Second, prediction markets. Kalshi and Polymarket operate under CFTC rather than state gaming regulators, and they are not subscribers to the standard integrity-monitoring vendor stack. A UFC event contract on Kalshi can move in patterns that an integrity monitor would flag if it were monitoring those markets — but the monitoring is not happening, at least not on the same vendor rails.

Third, the system has a structural bias toward catching crude manipulation rather than sophisticated manipulation. Crude manipulation produces sharp, concentrated, multi-market anomalies — exactly what the algorithm is tuned to detect. Sophisticated manipulation that spreads action across many small tickets, across multiple books, across multiple markets, and through a long time window is much harder to surface above the noise floor. The visible enforcement record suggests the system catches crude. What it misses is, by definition, harder to know.

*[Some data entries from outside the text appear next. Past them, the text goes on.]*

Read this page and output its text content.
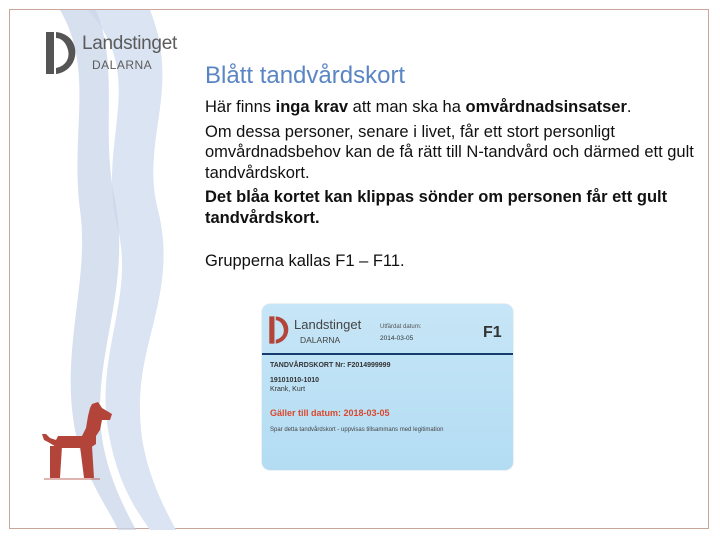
Landstinget
DALARNA Blått tandvårdskort

Här finns inga krav att man ska ha omvårdnadsinsatser.

Om dessa personer, senare i livet, får ett stort personligt omvårdnadsbehov kan de få rätt till N-tandvård och därmed ett gult tandvårdskort.

Det blåa kortet kan klippas sönder om personen får ett gult tandvårdskort.

Grupperna kallas F1 – F11.

Landstinget
DALARNA
Utfärdat datum:
2014-03-05	F1
TANDVÅRDSKORT Nr: F2014999999
19101010-1010
Krank, Kurt
Gäller till datum: 2018-03-05
Spar detta tandvårdskort - uppvisas tillsammans med legitimation
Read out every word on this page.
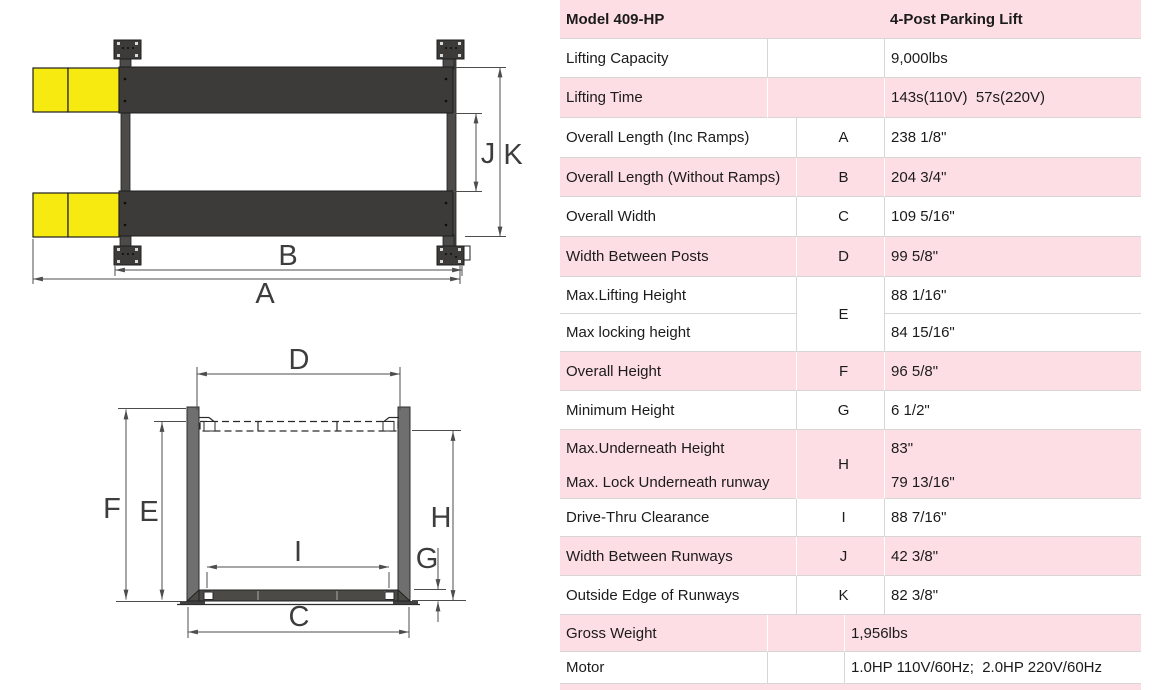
J K
B
A
D
F E	H
G
I
C
Model 409-HP				4-Post Parking Lift
Lifting Capacity				9,000lbs
Lifting Time				143s(110V)  57s(220V)
Overall Length (Inc Ramps)		A		238 1/8"
Overall Length (Without Ramps)		B		204 3/4"
Overall Width		C		109 5/16"
Width Between Posts		D		99 5/8"
Max.Lifting Height		E		88 1/16"
Max locking height				84 15/16"
Overall Height		F		96 5/8"
Minimum Height		G		6 1/2"
Max.Underneath Height		H		83"
Max. Lock Underneath runway				79 13/16"
Drive-Thru Clearance		I		88 7/16"
Width Between Runways		J		42 3/8"
Outside Edge of Runways		K		82 3/8"
Gross Weight			1,956lbs	
Motor			1.0HP 110V/60Hz;  2.0HP 220V/60Hz	
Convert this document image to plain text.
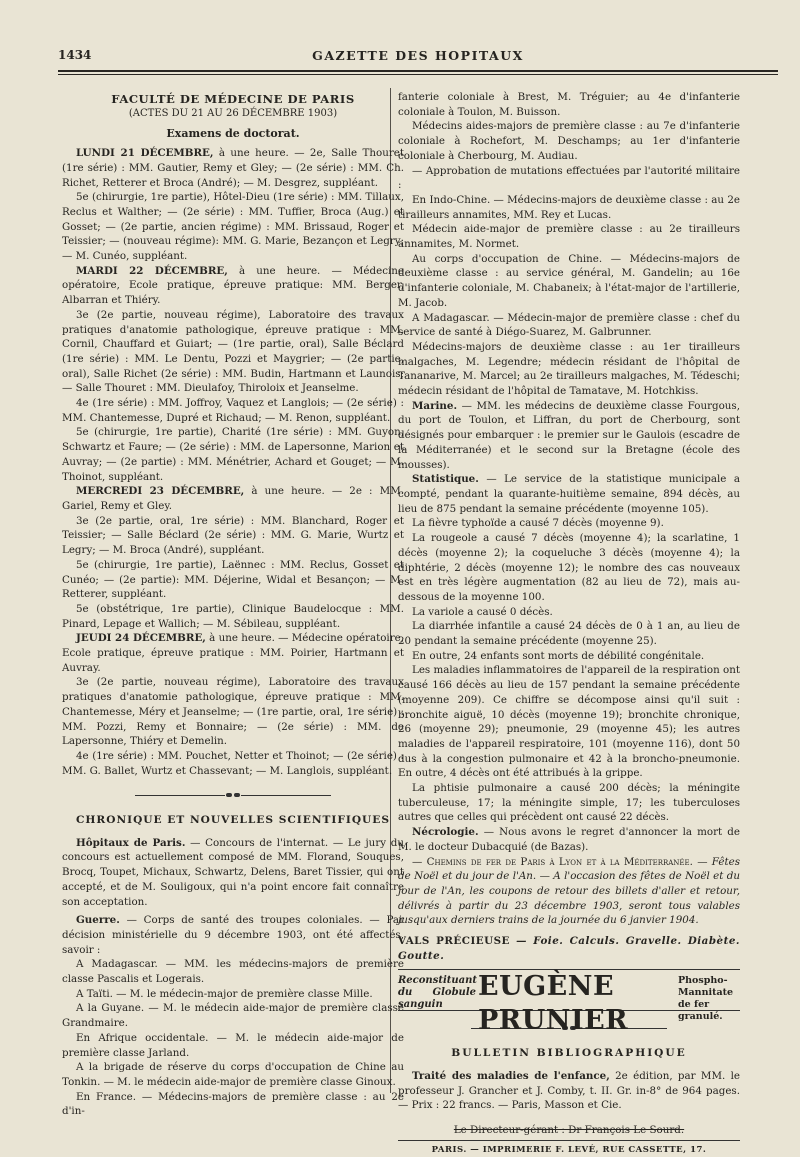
1434	GAZETTE DES HOPITAUX

FACULTÉ DE MÉDECINE DE PARIS

(ACTES DU 21 AU 26 DÉCEMBRE 1903)

Examens de doctorat.

LUNDI 21 DÉCEMBRE, à une heure. — 2e, Salle Thouret (1re série) : MM. Gautier, Remy et Gley; — (2e série) : MM. Ch. Richet, Retterer et Broca (André); — M. Desgrez, suppléant.

5e (chirurgie, 1re partie), Hôtel-Dieu (1re série) : MM. Tillaux, Reclus et Walther; — (2e série) : MM. Tuffier, Broca (Aug.) et Gosset; — (2e partie, ancien régime) : MM. Brissaud, Roger et Teissier; — (nouveau régime): MM. G. Marie, Bezançon et Legry; — M. Cunéo, suppléant.

MARDI 22 DÉCEMBRE, à une heure. — Médecine opératoire, Ecole pratique, épreuve pratique: MM. Berger, Albarran et Thiéry.

3e (2e partie, nouveau régime), Laboratoire des travaux pratiques d'anatomie pathologique, épreuve pratique : MM. Cornil, Chauffard et Guiart; — (1re partie, oral), Salle Béclard (1re série) : MM. Le Dentu, Pozzi et Maygrier; — (2e partie, oral), Salle Richet (2e série) : MM. Budin, Hartmann et Launois; — Salle Thouret : MM. Dieulafoy, Thiroloix et Jeanselme.

4e (1re série) : MM. Joffroy, Vaquez et Langlois; — (2e série) : MM. Chantemesse, Dupré et Richaud; — M. Renon, suppléant.

5e (chirurgie, 1re partie), Charité (1re série) : MM. Guyon, Schwartz et Faure; — (2e série) : MM. de Lapersonne, Marion et Auvray; — (2e partie) : MM. Ménétrier, Achard et Gouget; — M. Thoinot, suppléant.

MERCREDI 23 DÉCEMBRE, à une heure. — 2e : MM. Gariel, Remy et Gley.

3e (2e partie, oral, 1re série) : MM. Blanchard, Roger et Teissier; — Salle Béclard (2e série) : MM. G. Marie, Wurtz et Legry; — M. Broca (André), suppléant.

5e (chirurgie, 1re partie), Laënnec : MM. Reclus, Gosset et Cunéo; — (2e partie): MM. Déjerine, Widal et Besançon; — M. Retterer, suppléant.

5e (obstétrique, 1re partie), Clinique Baudelocque : MM. Pinard, Lepage et Wallich; — M. Sébileau, suppléant.

JEUDI 24 DÉCEMBRE, à une heure. — Médecine opératoire, Ecole pratique, épreuve pratique : MM. Poirier, Hartmann et Auvray.

3e (2e partie, nouveau régime), Laboratoire des travaux pratiques d'anatomie pathologique, épreuve pratique : MM. Chantemesse, Méry et Jeanselme; — (1re partie, oral, 1re série) : MM. Pozzi, Remy et Bonnaire; — (2e série) : MM. de Lapersonne, Thiéry et Demelin.

4e (1re série) : MM. Pouchet, Netter et Thoinot; — (2e série) : MM. G. Ballet, Wurtz et Chassevant; — M. Langlois, suppléant.

CHRONIQUE ET NOUVELLES SCIENTIFIQUES

Hôpitaux de Paris. — Concours de l'internat. — Le jury du concours est actuellement composé de MM. Florand, Souques, Brocq, Toupet, Michaux, Schwartz, Delens, Baret Tissier, qui ont accepté, et de M. Souligoux, qui n'a point encore fait connaître son acceptation.

Guerre. — Corps de santé des troupes coloniales. — Par décision ministérielle du 9 décembre 1903, ont été affectés, savoir :

A Madagascar. — MM. les médecins-majors de première classe Pascalis et Logerais.

A Taïti. — M. le médecin-major de première classe Mille.

A la Guyane. — M. le médecin aide-major de première classe Grandmaire.

En Afrique occidentale. — M. le médecin aide-major de première classe Jarland.

A la brigade de réserve du corps d'occupation de Chine au Tonkin. — M. le médecin aide-major de première classe Ginoux.

En France. — Médecins-majors de première classe : au 2e d'in-

fanterie coloniale à Brest, M. Tréguier; au 4e d'infanterie coloniale à Toulon, M. Buisson.

Médecins aides-majors de première classe : au 7e d'infanterie coloniale à Rochefort, M. Deschamps; au 1er d'infanterie coloniale à Cherbourg, M. Audiau.

— Approbation de mutations effectuées par l'autorité militaire :

En Indo-Chine. — Médecins-majors de deuxième classe : au 2e tirailleurs annamites, MM. Rey et Lucas.

Médecin aide-major de première classe : au 2e tirailleurs annamites, M. Normet.

Au corps d'occupation de Chine. — Médecins-majors de deuxième classe : au service général, M. Gandelin; au 16e d'infanterie coloniale, M. Chabaneix; à l'état-major de l'artillerie, M. Jacob.

A Madagascar. — Médecin-major de première classe : chef du service de santé à Diégo-Suarez, M. Galbrunner.

Médecins-majors de deuxième classe : au 1er tirailleurs malgaches, M. Legendre; médecin résidant de l'hôpital de Tananarive, M. Marcel; au 2e tirailleurs malgaches, M. Tédeschi; médecin résidant de l'hôpital de Tamatave, M. Hotchkiss.

Marine. — MM. les médecins de deuxième classe Fourgous, du port de Toulon, et Liffran, du port de Cherbourg, sont désignés pour embarquer : le premier sur le Gaulois (escadre de la Méditerranée) et le second sur la Bretagne (école des mousses).

Statistique. — Le service de la statistique municipale a compté, pendant la quarante-huitième semaine, 894 décès, au lieu de 875 pendant la semaine précédente (moyenne 105).

La fièvre typhoïde a causé 7 décès (moyenne 9).

La rougeole a causé 7 décès (moyenne 4); la scarlatine, 1 décès (moyenne 2); la coqueluche 3 décès (moyenne 4); la diphtérie, 2 décès (moyenne 12); le nombre des cas nouveaux est en très légère augmentation (82 au lieu de 72), mais au-dessous de la moyenne 100.

La variole a causé 0 décès.

La diarrhée infantile a causé 24 décès de 0 à 1 an, au lieu de 20 pendant la semaine précédente (moyenne 25).

En outre, 24 enfants sont morts de débilité congénitale.

Les maladies inflammatoires de l'appareil de la respiration ont causé 166 décès au lieu de 157 pendant la semaine précédente (moyenne 209). Ce chiffre se décompose ainsi qu'il suit : bronchite aiguë, 10 décès (moyenne 19); bronchite chronique, 26 (moyenne 29); pneumonie, 29 (moyenne 45); les autres maladies de l'appareil respiratoire, 101 (moyenne 116), dont 50 dus à la congestion pulmonaire et 42 à la broncho-pneumonie. En outre, 4 décès ont été attribués à la grippe.

La phtisie pulmonaire a causé 200 décès; la méningite tuberculeuse, 17; la méningite simple, 17; les tuberculoses autres que celles qui précèdent ont causé 22 décès.

Nécrologie. — Nous avons le regret d'annoncer la mort de M. le docteur Dubacquié (de Bazas).

— Chemins de fer de Paris à Lyon et à la Méditerranée. — Fêtes de Noël et du jour de l'An. — A l'occasion des fêtes de Noël et du jour de l'An, les coupons de retour des billets d'aller et retour, délivrés à partir du 23 décembre 1903, seront tous valables jusqu'aux derniers trains de la journée du 6 janvier 1904.

VALS PRÉCIEUSE — Foie. Calculs. Gravelle. Diabète. Goutte.

Reconstituant du Globule sanguin
EUGÈNE PRUNIER
Phospho-Mannitate de fer granulé.

BULLETIN BIBLIOGRAPHIQUE

Traité des maladies de l'enfance, 2e édition, par MM. le professeur J. Grancher et J. Comby, t. II. Gr. in-8° de 964 pages. — Prix : 22 francs. — Paris, Masson et Cie.

Le Directeur-gérant : Dr François Le Sourd.

PARIS. — IMPRIMERIE F. LEVÉ, RUE CASSETTE, 17.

The honest assessment is that IC360 is a meaningful piece of the UFC integrity infrastructure, materially better than the no-monitoring world of fifteen years ago, and structurally unable to see large portions of the UFC betting market that California bettors actually use. Both things are true.

Does IC360 monitor offshore sportsbooks accessed by California bettors?
No. IC360"s data network is built on subscribing regulated US sportsbooks and a smaller number of international regulated operators. Bovada, BetUS, BetOnline, MyBookie and the rest of the offshore market serving California are not in the data feed. Movements on those books are invisible to IC360 in real time, and only surface when they propagate to regulated US books. That structural blind spot is one of the most important things a California bettor should understand about how integrity monitoring relates to the markets they actually use.
What happens to a flagged UFC fight on a US-regulated book after an alert?
The book"s options range from suspending the market pre-event, to settling and paying as normal, to voiding all wagers on the bout. The Dulgarian case in November 2025 saw Caesars and DraftKings void wagers, which is the strongest action and is reserved for cases where the integrity concern is severe. Most flagged fights settle and pay; voiding is uncommon. The decision sits with the book, not with IC360.